Wednesday, 20 December 2017
Zohr record breaker
In record time for a deepwater gas development of this scale, Eni has announced first production from Zohr. The field was discovered in August 2015 and FID taken in early 2016 - Eni achieved first gas from discovery in 2.5 years.
Zohr is the largest gas discovery ever made offshore Egypt and is located in the Shorouk block. The field has begun production at 350mmcfpd and is expected to grow to 1bcfpd by mid-2018. The speed of development is a testament to Eni's "Dual Exploration Model" which was adopted in 2013. Under this model, Eni works the exploration, appraisal and development planning and phases in parallel while bringing in minority partners at the same time to help fund the costs.
Zohr has >30tcf of GIIP and forms an important piece of the jigsaw to solving Egypt's short gas problem. The new production will help feed the hungry and growing domestic gas demand which Egypt has been trying to manage by raising domestic prices on the one hand and incentivising further gas exploration/development on the other.
The Zohr partners are Eni (60%), Rosneft (30%) and BP (10%). Eni is co-Operator of the project through Petrobel, which is jointly held by Eni and EGPC.
Tuesday, 14 November 2017
Eni signs EPSA for Block 52 offshore Oman
The Government of the Sultanate of Oman, Oman Oil Company Exploration and Production ("OOCEP"), a subsidiary of state company Oman Oil Company ("OOC"), and Eni today entered into an Exploration and Production Sharing Agreement ("EPSA") for Block 52, located offshore Oman.

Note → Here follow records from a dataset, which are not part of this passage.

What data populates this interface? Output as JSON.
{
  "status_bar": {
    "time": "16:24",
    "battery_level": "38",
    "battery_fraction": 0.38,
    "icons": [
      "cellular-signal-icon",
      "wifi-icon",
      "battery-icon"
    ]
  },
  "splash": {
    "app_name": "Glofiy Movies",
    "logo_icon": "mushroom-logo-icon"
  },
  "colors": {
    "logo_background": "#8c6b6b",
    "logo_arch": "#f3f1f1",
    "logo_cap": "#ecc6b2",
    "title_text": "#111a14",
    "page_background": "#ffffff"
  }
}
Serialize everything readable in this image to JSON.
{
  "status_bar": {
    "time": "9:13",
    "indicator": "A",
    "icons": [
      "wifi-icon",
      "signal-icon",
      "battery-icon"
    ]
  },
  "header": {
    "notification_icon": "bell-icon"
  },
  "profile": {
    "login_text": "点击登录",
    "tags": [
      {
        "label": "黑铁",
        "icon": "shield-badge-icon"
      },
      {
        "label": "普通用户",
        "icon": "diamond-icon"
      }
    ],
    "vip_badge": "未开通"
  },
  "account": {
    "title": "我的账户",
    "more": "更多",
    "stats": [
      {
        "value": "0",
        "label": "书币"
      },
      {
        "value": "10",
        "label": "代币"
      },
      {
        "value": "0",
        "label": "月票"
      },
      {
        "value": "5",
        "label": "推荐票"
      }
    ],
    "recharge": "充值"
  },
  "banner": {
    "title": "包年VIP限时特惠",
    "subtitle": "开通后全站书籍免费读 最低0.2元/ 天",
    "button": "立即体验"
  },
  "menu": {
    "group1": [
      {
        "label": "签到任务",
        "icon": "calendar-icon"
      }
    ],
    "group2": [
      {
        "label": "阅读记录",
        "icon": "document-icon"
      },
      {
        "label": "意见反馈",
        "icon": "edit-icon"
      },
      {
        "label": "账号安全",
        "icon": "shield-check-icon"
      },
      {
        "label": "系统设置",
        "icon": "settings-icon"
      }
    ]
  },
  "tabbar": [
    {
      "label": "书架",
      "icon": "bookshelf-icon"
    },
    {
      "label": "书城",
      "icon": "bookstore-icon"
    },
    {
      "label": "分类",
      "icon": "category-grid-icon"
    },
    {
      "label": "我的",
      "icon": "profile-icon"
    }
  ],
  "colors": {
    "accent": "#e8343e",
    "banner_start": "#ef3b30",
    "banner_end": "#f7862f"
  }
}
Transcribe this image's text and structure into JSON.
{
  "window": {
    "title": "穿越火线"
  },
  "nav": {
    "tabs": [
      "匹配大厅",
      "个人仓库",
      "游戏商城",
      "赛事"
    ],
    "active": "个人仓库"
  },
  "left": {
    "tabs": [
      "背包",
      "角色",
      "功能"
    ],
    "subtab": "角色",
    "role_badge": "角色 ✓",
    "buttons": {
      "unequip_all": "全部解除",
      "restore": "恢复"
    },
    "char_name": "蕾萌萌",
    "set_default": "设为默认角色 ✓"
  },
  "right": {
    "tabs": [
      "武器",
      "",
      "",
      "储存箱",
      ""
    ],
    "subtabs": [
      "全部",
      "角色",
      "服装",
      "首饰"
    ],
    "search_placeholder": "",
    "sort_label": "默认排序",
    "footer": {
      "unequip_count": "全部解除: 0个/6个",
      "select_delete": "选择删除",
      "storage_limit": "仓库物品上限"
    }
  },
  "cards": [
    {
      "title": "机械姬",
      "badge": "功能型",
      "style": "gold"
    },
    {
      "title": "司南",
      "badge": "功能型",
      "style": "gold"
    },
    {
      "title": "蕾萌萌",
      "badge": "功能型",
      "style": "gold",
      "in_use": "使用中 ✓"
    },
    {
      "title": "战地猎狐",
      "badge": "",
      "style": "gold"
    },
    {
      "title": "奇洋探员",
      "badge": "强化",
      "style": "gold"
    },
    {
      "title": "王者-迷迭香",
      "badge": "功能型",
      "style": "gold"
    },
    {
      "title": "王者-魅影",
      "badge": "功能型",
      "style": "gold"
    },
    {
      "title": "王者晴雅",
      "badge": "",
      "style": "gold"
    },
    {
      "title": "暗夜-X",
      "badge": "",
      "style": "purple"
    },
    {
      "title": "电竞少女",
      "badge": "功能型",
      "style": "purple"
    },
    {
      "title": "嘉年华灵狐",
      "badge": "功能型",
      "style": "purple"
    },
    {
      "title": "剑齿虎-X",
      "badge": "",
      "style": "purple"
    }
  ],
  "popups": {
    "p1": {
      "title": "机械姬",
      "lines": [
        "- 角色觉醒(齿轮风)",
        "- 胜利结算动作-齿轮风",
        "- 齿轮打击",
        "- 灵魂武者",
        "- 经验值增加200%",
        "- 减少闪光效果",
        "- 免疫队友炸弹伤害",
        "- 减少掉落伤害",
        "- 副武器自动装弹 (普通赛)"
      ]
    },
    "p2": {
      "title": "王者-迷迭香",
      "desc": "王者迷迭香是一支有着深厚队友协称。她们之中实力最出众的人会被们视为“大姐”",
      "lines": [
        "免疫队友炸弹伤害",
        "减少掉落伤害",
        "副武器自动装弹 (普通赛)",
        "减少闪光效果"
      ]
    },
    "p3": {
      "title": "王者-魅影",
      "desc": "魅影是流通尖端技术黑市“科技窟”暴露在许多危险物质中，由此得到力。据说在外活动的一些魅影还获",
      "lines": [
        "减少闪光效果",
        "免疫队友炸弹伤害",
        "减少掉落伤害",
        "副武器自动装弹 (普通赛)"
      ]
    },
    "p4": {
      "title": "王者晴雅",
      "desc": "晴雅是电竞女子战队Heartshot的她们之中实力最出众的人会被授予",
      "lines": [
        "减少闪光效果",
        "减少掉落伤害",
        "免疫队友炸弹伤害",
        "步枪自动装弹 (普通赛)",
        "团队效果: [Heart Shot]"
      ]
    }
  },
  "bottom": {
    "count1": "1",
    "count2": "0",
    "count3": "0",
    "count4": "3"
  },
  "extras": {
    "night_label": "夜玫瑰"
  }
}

Block 52 is an underexplored area with hydrocarbons potential located offshore in the southern region of Oman. Block 52 has an area of approx. 90,000 Km2, with water depths ranging from 10 to over 3,000 meters. Pursuant to the EPSA, Eni is the Operator of the block, through its subsidiary Eni Oman B.V., with an 85% stake, whilst its partner OOCEP holds the remaining 15% stake.
During the same event, held in Muscat, Eni and Qatar Petroleum signed an agreement for the assignment of 30% interest in Block 52 to Qatar Petroleum. Following the conclusion of such agreement and subject to the consent of the competent authorities of the Sultanate of Oman, the Contractor under the EPSA will consist of affiliates of Eni with a 55% stake, Qatar Petroleum with 30% and OOCEP with 15%.
'The signing of the Block 52 EPSA represents an important milestone in Eni’s strategy to reinforce its presence in the Middle East region. We wish to establish with the Sultanate of Oman, which is a historical Oil & Gas producer in the region, a long-lasting relationship in the best tradition of Eni. It is also remarkable that, the same day, we are welcoming Qatar Petroleum as a partner in Block 52, to join our efforts with such a strong partner that is currently leading the LNG business worldwide', commented Eni CEO, Claudio Descalzi.
Block 52 was awarded to Eni and OOCEP following an international bid round process launched in October 2016.
Source: Eni
Monday, 12 December 2016
Eni: Bringing in successive partners for Zohr
On 12th December, Eni announced that it had divested a further 30% interest in Zohr to Rosneft for USD1.125 billion and USD450 million of back costs - i.e. on substantially the same terms as BP. Rosneft also has an option to acquire an additional 5% interest on the same terms.
The transactions reduce Eni's exposure to the Zohr development by 40% from 100% to 60%; this could fall to 50% if BP and Rosneft exercise their options for additional interests. The divestment will also reduce Eni's capex by c.USD900 million in 2017 ahead of first gas at the end of 2017. A similar capex saving is expected to be made in 2018.
Eni has successfully demonstrated its ability to monetise large resource finds. The farm-out significantly derisks the upcoming development and it is promising to see buyers for good quality assets despite the current oil price environment.